I take the view that some people have absolutely prospered through being home educated.

This isn't his view to take: it's a plain fact, though it would be even truer if the word 'most' was substituted.

Sometimes they are not home educated for the entirety of a normal school career; sometimes they do so to recoup, if you wish, and then they re-enter school, perhaps on a part-time basis. I do not think there is any suggestion that the rights of parents who are dealing with young children, sometimes with quite specific needs, will in any way be negated.

Yes they will, because where we currently have the right to be immediately responsive to our children's educational needs, this will no longer be the case under the Badman recommendations. We'll have to stick to a plan instead, whether it turns out to be right for the child or not. We will have to impose the element of compulsion on our children.

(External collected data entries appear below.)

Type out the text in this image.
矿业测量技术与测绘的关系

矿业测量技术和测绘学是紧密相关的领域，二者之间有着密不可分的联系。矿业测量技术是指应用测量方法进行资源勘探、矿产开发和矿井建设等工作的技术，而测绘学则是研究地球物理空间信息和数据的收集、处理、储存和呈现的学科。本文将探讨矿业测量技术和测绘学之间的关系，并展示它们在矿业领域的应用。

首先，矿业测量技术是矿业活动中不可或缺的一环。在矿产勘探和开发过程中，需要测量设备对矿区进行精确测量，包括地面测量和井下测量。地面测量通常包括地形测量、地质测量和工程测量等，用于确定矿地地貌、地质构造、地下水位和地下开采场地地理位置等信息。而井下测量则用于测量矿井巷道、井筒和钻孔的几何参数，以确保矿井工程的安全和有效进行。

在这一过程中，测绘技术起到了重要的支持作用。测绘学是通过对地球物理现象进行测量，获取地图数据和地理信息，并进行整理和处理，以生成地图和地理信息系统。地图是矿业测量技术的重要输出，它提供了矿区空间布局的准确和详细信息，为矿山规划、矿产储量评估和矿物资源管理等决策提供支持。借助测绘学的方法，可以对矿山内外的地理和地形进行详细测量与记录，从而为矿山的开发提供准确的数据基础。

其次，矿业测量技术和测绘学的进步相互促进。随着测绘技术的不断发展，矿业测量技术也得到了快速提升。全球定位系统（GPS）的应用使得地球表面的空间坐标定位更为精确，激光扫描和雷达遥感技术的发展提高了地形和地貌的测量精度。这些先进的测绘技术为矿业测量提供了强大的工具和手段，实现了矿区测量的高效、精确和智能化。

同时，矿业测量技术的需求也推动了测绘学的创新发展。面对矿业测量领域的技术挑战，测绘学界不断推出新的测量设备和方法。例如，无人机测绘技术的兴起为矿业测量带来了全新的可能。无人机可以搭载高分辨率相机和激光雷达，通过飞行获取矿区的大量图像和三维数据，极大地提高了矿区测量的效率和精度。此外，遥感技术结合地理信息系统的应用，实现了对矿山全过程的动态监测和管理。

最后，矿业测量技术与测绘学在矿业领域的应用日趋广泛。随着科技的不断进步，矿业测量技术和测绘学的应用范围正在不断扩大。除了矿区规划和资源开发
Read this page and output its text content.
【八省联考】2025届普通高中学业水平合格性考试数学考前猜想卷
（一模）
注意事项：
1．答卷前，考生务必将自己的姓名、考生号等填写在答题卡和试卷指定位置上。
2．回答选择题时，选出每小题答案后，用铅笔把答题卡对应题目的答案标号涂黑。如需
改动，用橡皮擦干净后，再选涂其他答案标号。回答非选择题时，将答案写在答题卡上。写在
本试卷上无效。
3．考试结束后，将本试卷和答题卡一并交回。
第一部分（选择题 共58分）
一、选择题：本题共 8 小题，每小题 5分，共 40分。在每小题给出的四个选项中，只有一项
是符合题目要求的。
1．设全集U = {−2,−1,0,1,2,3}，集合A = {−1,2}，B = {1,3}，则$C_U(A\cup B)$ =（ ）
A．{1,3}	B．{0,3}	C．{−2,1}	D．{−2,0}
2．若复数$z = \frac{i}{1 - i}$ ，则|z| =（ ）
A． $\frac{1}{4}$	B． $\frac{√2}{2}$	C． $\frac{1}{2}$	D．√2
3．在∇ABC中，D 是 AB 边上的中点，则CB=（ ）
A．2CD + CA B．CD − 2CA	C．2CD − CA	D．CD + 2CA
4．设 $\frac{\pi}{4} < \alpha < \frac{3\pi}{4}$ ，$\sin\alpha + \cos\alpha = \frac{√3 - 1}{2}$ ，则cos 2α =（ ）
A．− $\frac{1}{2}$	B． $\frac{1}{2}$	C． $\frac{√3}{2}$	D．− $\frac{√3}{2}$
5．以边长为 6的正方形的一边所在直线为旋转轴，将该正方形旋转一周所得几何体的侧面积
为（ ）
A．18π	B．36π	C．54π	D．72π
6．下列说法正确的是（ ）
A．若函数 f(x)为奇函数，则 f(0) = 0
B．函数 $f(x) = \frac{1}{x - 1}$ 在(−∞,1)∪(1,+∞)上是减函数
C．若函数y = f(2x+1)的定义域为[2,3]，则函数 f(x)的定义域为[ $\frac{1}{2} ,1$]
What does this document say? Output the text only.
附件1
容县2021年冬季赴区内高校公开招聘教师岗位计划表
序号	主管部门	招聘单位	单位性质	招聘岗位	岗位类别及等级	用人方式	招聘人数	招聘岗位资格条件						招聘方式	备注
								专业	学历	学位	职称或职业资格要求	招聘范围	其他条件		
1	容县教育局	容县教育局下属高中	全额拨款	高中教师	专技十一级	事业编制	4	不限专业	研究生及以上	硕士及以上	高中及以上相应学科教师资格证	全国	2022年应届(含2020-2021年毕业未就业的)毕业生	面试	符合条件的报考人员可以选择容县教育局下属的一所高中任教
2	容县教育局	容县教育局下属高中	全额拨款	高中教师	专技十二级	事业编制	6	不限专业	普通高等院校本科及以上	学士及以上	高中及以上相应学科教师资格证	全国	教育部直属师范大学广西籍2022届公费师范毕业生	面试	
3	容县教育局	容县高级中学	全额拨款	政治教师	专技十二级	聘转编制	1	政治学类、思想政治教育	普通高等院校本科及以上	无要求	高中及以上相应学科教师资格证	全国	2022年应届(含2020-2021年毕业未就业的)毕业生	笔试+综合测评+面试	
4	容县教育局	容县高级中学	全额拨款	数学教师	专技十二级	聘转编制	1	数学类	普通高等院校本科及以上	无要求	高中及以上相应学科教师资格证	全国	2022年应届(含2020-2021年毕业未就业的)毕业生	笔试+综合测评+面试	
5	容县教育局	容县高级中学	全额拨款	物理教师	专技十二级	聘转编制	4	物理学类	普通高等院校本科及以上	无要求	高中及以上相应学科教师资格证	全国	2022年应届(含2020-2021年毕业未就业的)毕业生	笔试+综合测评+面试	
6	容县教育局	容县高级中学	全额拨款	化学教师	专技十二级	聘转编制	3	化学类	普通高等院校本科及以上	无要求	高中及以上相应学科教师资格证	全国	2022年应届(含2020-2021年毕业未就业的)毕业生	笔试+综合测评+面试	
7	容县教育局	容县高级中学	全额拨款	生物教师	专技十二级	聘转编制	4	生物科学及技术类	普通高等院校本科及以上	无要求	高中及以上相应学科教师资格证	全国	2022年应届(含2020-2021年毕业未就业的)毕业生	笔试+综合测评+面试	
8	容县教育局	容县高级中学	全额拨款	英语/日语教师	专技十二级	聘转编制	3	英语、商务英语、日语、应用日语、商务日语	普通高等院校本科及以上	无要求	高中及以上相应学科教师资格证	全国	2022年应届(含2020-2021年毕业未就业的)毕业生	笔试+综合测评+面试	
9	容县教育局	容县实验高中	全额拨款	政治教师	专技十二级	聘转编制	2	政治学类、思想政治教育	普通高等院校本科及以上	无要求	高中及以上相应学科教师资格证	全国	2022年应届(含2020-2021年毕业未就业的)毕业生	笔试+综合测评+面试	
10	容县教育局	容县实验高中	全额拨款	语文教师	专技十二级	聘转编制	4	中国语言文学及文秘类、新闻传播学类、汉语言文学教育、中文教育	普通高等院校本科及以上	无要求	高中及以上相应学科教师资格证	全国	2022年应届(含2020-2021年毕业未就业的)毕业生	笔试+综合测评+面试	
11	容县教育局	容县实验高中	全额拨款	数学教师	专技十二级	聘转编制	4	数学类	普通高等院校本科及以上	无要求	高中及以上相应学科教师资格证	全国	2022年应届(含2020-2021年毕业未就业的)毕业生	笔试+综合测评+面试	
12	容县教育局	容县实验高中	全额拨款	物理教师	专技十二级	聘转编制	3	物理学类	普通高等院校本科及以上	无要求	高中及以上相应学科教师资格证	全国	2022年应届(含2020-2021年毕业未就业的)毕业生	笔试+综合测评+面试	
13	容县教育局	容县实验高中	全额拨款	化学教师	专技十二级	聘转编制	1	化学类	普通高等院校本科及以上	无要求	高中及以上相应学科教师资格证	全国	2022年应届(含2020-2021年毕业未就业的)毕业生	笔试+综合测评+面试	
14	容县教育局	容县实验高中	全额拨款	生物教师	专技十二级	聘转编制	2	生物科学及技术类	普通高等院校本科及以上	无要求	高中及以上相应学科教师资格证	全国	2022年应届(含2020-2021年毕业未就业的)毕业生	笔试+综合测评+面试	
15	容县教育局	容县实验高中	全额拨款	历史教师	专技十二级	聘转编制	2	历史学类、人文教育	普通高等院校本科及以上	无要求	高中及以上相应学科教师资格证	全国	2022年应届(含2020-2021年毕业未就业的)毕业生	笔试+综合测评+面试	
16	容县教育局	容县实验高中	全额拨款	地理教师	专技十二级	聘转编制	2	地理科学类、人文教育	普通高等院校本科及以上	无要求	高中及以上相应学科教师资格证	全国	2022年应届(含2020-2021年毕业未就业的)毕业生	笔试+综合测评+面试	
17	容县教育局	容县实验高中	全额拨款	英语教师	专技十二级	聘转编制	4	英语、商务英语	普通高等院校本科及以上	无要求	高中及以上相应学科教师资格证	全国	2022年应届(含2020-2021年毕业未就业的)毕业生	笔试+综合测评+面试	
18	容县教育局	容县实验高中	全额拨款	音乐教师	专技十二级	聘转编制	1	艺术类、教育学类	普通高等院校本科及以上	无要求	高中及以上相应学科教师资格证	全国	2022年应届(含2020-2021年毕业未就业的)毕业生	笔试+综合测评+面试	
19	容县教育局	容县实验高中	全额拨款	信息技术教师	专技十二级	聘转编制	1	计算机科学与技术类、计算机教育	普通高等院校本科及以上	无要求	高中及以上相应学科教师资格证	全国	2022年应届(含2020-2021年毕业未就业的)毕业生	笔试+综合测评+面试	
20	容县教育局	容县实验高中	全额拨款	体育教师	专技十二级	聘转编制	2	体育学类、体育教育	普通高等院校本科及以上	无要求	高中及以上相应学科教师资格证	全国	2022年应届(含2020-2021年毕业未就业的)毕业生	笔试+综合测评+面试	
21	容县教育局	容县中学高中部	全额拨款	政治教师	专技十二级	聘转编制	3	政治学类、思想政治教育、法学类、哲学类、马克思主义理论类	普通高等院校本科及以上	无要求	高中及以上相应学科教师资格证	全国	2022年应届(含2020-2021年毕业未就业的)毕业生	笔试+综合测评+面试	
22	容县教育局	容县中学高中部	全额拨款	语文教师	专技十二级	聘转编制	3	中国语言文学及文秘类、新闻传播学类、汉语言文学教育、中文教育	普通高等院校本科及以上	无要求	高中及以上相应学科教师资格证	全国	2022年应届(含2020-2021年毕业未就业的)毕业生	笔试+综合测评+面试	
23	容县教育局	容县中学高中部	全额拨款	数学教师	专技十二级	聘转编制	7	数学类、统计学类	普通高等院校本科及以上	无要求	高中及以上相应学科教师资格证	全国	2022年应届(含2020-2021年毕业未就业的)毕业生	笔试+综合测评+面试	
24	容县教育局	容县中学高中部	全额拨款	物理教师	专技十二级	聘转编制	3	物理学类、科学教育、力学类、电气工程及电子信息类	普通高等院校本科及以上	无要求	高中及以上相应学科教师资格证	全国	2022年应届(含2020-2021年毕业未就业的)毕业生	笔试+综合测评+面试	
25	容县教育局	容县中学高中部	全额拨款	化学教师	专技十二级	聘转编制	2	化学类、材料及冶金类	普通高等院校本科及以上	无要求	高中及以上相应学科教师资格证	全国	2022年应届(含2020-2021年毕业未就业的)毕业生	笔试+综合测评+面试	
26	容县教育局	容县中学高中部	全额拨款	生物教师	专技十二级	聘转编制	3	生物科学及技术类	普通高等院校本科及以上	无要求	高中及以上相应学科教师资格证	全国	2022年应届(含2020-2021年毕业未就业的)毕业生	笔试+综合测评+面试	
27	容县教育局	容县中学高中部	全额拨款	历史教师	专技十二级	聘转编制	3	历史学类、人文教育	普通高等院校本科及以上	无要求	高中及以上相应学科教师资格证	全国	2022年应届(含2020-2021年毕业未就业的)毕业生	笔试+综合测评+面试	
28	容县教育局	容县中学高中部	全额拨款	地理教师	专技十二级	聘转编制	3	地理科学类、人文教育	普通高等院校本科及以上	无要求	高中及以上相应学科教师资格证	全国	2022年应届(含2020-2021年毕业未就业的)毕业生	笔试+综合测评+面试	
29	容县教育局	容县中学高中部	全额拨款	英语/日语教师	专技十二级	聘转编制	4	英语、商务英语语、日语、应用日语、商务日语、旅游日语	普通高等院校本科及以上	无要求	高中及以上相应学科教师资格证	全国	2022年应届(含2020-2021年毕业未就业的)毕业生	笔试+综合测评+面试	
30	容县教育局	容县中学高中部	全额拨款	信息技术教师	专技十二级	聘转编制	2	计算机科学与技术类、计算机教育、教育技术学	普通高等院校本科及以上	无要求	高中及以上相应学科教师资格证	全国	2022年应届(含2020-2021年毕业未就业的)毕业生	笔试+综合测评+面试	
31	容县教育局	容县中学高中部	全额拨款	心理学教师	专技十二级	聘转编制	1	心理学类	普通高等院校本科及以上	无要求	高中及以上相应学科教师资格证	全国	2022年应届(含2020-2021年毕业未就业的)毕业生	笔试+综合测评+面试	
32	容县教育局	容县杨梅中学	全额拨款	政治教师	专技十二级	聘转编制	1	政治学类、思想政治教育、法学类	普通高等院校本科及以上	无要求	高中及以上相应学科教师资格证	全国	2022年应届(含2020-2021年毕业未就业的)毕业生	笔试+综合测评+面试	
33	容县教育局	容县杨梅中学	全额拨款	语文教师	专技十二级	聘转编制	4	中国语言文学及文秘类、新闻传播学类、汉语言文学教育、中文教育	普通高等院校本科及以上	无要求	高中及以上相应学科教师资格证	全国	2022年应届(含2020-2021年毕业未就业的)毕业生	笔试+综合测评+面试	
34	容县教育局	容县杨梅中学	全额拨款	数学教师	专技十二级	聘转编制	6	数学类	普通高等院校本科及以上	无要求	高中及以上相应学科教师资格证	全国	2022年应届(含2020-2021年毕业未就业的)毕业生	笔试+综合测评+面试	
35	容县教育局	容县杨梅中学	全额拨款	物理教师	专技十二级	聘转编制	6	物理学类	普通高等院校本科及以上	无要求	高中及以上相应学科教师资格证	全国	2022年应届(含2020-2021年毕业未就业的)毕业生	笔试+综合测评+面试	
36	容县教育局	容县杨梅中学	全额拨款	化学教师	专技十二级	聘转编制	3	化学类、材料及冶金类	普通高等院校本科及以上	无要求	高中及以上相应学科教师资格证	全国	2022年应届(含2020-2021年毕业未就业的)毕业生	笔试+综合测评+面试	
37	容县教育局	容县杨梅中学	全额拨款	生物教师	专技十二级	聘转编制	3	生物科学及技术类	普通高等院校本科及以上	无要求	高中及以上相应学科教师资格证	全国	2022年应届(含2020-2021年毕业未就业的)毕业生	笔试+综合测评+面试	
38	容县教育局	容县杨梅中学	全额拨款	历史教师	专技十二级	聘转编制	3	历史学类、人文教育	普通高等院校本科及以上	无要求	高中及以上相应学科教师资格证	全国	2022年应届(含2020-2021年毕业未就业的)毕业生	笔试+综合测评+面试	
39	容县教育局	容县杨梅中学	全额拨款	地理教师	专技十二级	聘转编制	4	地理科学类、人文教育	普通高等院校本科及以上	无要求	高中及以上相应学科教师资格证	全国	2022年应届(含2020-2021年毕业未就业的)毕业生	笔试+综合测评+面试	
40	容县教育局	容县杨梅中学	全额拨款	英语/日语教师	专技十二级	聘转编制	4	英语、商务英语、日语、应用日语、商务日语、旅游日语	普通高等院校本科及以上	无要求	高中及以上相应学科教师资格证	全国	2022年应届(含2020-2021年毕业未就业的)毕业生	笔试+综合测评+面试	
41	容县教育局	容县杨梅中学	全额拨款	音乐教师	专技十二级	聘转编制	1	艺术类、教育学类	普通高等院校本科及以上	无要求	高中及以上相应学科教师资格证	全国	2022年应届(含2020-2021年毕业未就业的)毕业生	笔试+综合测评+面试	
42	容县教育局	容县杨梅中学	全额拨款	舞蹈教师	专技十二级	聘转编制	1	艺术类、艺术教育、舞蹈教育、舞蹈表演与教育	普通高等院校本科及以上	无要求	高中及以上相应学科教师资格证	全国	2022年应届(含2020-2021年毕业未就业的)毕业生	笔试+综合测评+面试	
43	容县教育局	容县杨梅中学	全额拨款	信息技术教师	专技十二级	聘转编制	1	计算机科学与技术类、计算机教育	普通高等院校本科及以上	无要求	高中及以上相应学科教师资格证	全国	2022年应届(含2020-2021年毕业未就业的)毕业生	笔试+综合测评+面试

On the contrary, what we are trying to say is that it is important that the state knows what is happening to them.

The state might want to know, for its own purposes, but this should not take priority over each individual child's needs and its parent's duty to respond to those needs.

Equally, the state has responsibilities to ensure that support is given to them.

Only if such support is wanted or asked for! The take-up of support has to be a voluntary affair, otherwise it can't correctly be called support at all and must be called coercion.

I'll leave this there for today and get on with attending to my children etc.


Anonymous Anonymous - would love to put my name but would probably receive a writ... said...

Support, advice, help etc I've experienced it all.

I had one civil servant conduct a home visit back in September 2005. Fast forward to Jan-May 2006 and things came to a head when the civil servant's word contradicted my version of what was said.

Thankfully, I recorded the whole home visit, which proved beyond any doubt that the civil servant had at best, lied by omission. It also proved that she had been dishonest on more than one occasion.

Her manager's reaction? They tried to threaten me with court action, saying that my recordings were a breach of her human rights and a breach of the Data Protection Act! Nevermind that the recordings proved my version of events (and what was said) to be correct!

It came to nothing but it does go to show how corrupt and deceitful some civil servants are. As you point out, "hoping" that these LA officers will use their powers "wisely" is wishful thinking, in my experience anyway.

Worst still, they don't have much of a memory, because they tried again between January - May 2008. Did they think I had thrown away or deleted the recordings?

I have not had any problems since (touch wood) but like many people I have lost all trust and faith in civil servants when it comes to conducting home visits.

If - as it has happened on one occasion with my child - they ask to speak to them 'in private', I would have no qualms in setting up recording equipment in the room to ensure that any questioning is reasonable and correct.

If it is insisted that a child is brought into the LA offices, I personally believe that all interviews should be recorded - electronically/digitally that is or, even better by video but certainly not handwritten on some notepad, which predictedly goes missing.

Isn't it strange that if the police wants to interview a child, the whole interview must be recorded and the child must have a responsible adult (like a lawyer or solicitor) present?

Yet, this consultation is proposing that interviews are conducted alone and without witnesses. What happens if the child then makes an allegation against the interviewing LA officer? Would the child be automatically disbelieved? Would it be up to the child to prove any misconduct?

What about "Safeguarding Children?"

Even with recordings that proves a civil servant's misconduct, it can be difficult to persuade managers to discipline any misconduct. So what hope if the family have no evidence? Or any record of what was said?